A bust. It seems to be female, but may be a child. The hair is stylized, planes. The surface is mottled, smoky; the leaf gives a sense of erosion. The crown of the head is darkest by far, not from shadow; scorched, burned, the dark mark reads as representing a hole. This is the significant dark mark; the rest of the bust is fairly low-contrast in tone. The strongest feature of the face is the nose; another dark mark creates the appearance of the right nostril, but the other is flat, blank. The face’s most distinguishing openings – eyes, mouth – are blank, absent. From her left, she appears tight-lipped, whereas from front and right, she appears mouthless. The camera’s focus in all three images is on the hair, the part of the sculpture closest to the camera. The hair has a roughened, groggy-clay texture. I suspect this texture isn’t evident in person until the viewer gets close – which is interesting, because then there is some reward for walking up to the piece, which, I suspect, would otherwise be read in its entirety at a ten-foot distance or so. Photographically, the effect of focusing on this plane is to increase the quality of featurelessness, smoothing any similar texture that may exist, in some ways turning it into a shadow.
“Us” becomes a title that offers questions. The person(s) represented is(are) blind and mute. Are – or have been made so. This person is vague enough to be anyone, but is also an anyone that is not right in the most fundamental way: the features that normally visually distinguish a face (infants can identify two dark spots with another dark line/shape below and centered, as a face) are gone… faceless face.
I must say, it’s interesting to read such a thorough response to [the photographs of] your own sculpture.
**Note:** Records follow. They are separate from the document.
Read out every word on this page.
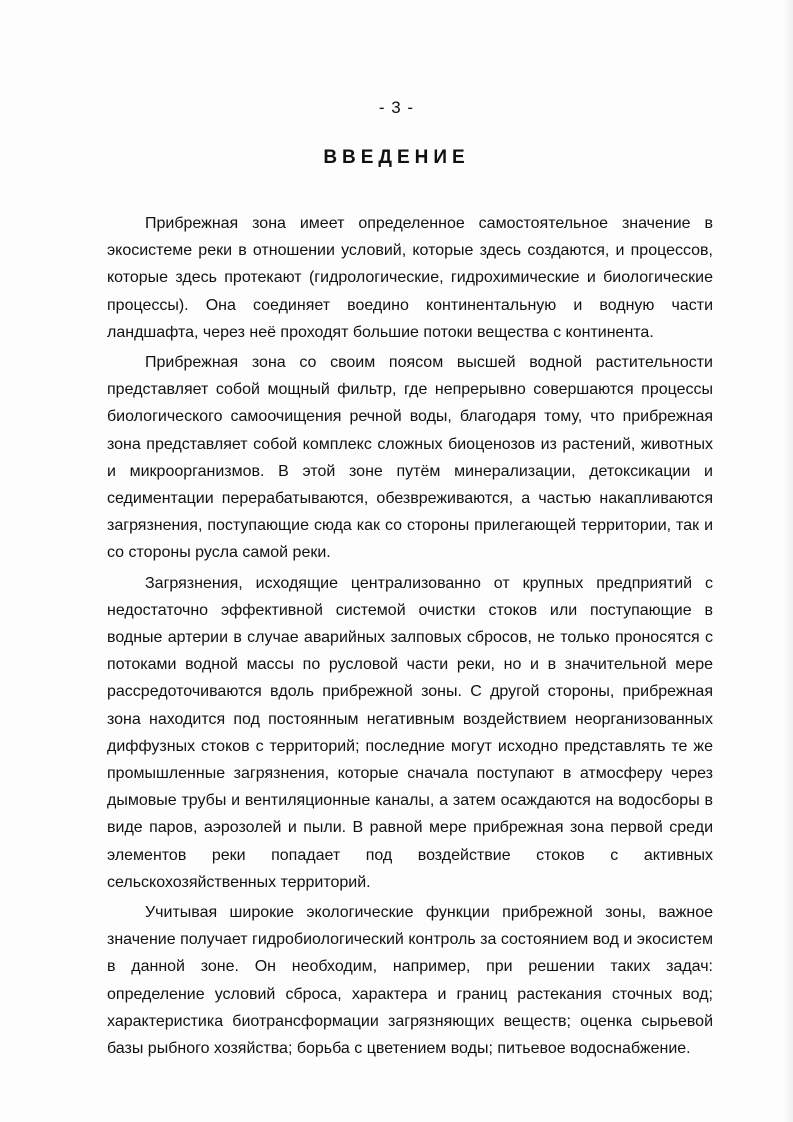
- 3 -
ВВЕДЕНИЕ

Прибрежная зона имеет определенное самостоятельное значение в экосистеме реки в отношении условий, которые здесь создаются, и процессов, которые здесь протекают (гидрологические, гидрохимические и биологические процессы). Она соединяет воедино континентальную и водную части ландшафта, через неё проходят большие потоки вещества с континента.

Прибрежная зона со своим поясом высшей водной растительности представляет собой мощный фильтр, где непрерывно совершаются процессы биологического самоочищения речной воды, благодаря тому, что прибрежная зона представляет собой комплекс сложных биоценозов из растений, животных и микроорганизмов. В этой зоне путём минерализации, детоксикации и седиментации перерабатываются, обезвреживаются, а частью накапливаются загрязнения, поступающие сюда как со стороны прилегающей территории, так и со стороны русла самой реки.

Загрязнения, исходящие централизованно от крупных предприятий с недостаточно эффективной системой очистки стоков или поступающие в водные артерии в случае аварийных залповых сбросов, не только проносятся с потоками водной массы по русловой части реки, но и в значительной мере рассредоточиваются вдоль прибрежной зоны. С другой стороны, прибрежная зона находится под постоянным негативным воздействием неорганизованных диффузных стоков с территорий; последние могут исходно представлять те же промышленные загрязнения, которые сначала поступают в атмосферу через дымовые трубы и вентиляционные каналы, а затем осаждаются на водосборы в виде паров, аэрозолей и пыли. В равной мере прибрежная зона первой среди элементов реки попадает под воздействие стоков с активных сельскохозяйственных территорий.

Учитывая широкие экологические функции прибрежной зоны, важное значение получает гидробиологический контроль за состоянием вод и экосистем в данной зоне. Он необходим, например, при решении таких задач: определение условий сброса, характера и границ растекания сточных вод; характеристика биотрансформации загрязняющих веществ; оценка сырьевой базы рыбного хозяйства; борьба с цветением воды; питьевое водоснабжение.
I’m not sure I’ve ever had that kind of opportunity. The dark spot on the head I’m not sure about, but you can’t control those kinds of things in atmospheric firings as you know.
The snow, I might be able to turn off, but it’s a seasonal WordPress thing. Came automatically.
This morning I was writing a reply to a friend’s responses to my recent work and also thinking of how much I learned from listening to my teacher talk about one of my works, literally just describing what he was seeing. It is a rare thing, something I will try to drag out of people in my next crit. And when I looked at this piece, I found myself wanting to write the same sort of thing in response.